Emerging-Markets-Anleihen kamen im November aufgrund erhöhter Risikoaversion leicht unter Druck. Zum Monatsende war jedoch bereits wieder eine Erholung zu verzeichnen. Die wirtschaftliche Entwicklung zeigt sich in vielen Schwellenländern weiterhin stabil.

Dr. Nicolas Schlotthauer

Makroebene
Auch im November stellte sich, was die Nachrichtenlage an den globalen Finanzmärkten betrifft, keine Beruhigung ein. Stattdessen kam es in vielen Ländern zu einer weiteren Verschlechterung der ökonomischen oder politischen Entwicklung.

In den Industrieländern belasteten verschiedene Ereignisse die Stimmung an den Finanzmärkten. Die Schuldenkrise in Westeuropa lastete weiterhin schwer auf der Marktentwicklung, insbesondere da nunmehr die Stabilität sowohl von größeren Ländern, wie Frankreich und Italien, als auch des Bankensystems in Westeuropa insgesamt in Frage gestellt wird.

Hinzu kamen schlechte Nachrichten aus den USA. Das zur Lösung der Schuldenproblematik eingesetzte „Super-Komitee“ hat in der geforderten Frist keine Vorschläge erarbeiten können, die einen breiten Konsens finden dürften. Dementsprechend sind dadurch sowohl der Rating-Ausblick für das Land als auch der fiskalpolitische Kurs in Frage gestellt. Schließlich kam es auch noch zu einer vorübergehenden Verunsicherung vieler Investoren, als die Rating-Agentur Moody's die Einschätzung für die staatsnahe norwegische Agentur „Eksportfinans“ um sieben Stufen senkte. Auch wenn es sich hier um eine temporäre Verschlechterung handeln dürfte, so belastete dieser überraschende Schritt ebenfalls die Stimmung an den Finanzmärkten.

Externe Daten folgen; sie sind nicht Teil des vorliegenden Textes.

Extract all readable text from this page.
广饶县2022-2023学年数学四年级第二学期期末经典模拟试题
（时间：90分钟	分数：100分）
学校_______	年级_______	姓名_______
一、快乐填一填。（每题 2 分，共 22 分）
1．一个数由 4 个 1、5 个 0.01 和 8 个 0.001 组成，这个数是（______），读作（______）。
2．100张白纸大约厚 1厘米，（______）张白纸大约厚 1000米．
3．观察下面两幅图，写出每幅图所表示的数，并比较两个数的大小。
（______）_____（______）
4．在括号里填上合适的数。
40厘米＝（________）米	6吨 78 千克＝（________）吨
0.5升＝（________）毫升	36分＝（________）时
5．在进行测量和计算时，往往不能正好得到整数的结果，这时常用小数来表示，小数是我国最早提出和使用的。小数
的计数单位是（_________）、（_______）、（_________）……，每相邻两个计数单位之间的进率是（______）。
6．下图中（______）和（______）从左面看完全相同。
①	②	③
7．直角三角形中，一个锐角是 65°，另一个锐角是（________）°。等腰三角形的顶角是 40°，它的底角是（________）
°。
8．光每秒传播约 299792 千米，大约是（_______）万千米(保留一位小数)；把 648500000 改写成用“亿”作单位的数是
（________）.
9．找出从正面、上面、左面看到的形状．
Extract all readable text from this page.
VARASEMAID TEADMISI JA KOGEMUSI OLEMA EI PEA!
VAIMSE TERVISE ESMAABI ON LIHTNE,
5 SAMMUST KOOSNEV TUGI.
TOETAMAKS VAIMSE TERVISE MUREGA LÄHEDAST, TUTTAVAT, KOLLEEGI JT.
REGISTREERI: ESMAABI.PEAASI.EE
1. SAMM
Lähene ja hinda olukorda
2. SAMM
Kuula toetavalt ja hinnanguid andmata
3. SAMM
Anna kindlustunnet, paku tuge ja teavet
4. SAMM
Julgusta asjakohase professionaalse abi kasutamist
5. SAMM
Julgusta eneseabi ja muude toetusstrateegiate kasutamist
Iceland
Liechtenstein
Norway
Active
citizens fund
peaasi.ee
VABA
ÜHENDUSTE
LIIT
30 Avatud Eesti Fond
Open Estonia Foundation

Auch die Schwellenländer selbst lieferten nicht nur positive Nachrichten. Einige Staaten in Lateinamerika, wie im Fall von Brasilien, konnten zwar eine weitere Verbesserung ihres Ratings verzeichnen, gestützt auf eine stetige Verbesserung von Schuldenprofil und Realwirtschaft. Demgegenüber kam es aber auch zu Herabstufungen des Ratings von Ländern, bei denen die Rating-Agenturen die politische Stabilität, wie in Ägypten, oder den wirtschaftspolitischen Kurs in Ungarn in Frage stellten. Im Fall von Ungarn bedeutete die Herabstufung des Ratings von Moody's auf „Ba1“, dass dieses Land erstmals seit über 15 Jahren nicht mehr über drei "Investment-Grade" Ratings verfügt.

Die schlechtere Entwicklung einzelner Schwellenländer im ökonomischen oder politischen Bereich sollte allerdings nicht als repräsentativ für die gesamte Ländergruppe angesehen werden. So weisen viele Staaten weiterhin eine sehr stabile Entwicklung bei wichtigen Bestandskennzahlen wie Staatsverschuldung und Währungsreserven auf. Dies resultiert, wie schon in früheren Berichten geschildert, aus einer grundsätzlich auf Stabilität ausgerichteten Wirtschaftspolitik, die viele Länder auf eine bessere ökonomische Basis gestellt hat.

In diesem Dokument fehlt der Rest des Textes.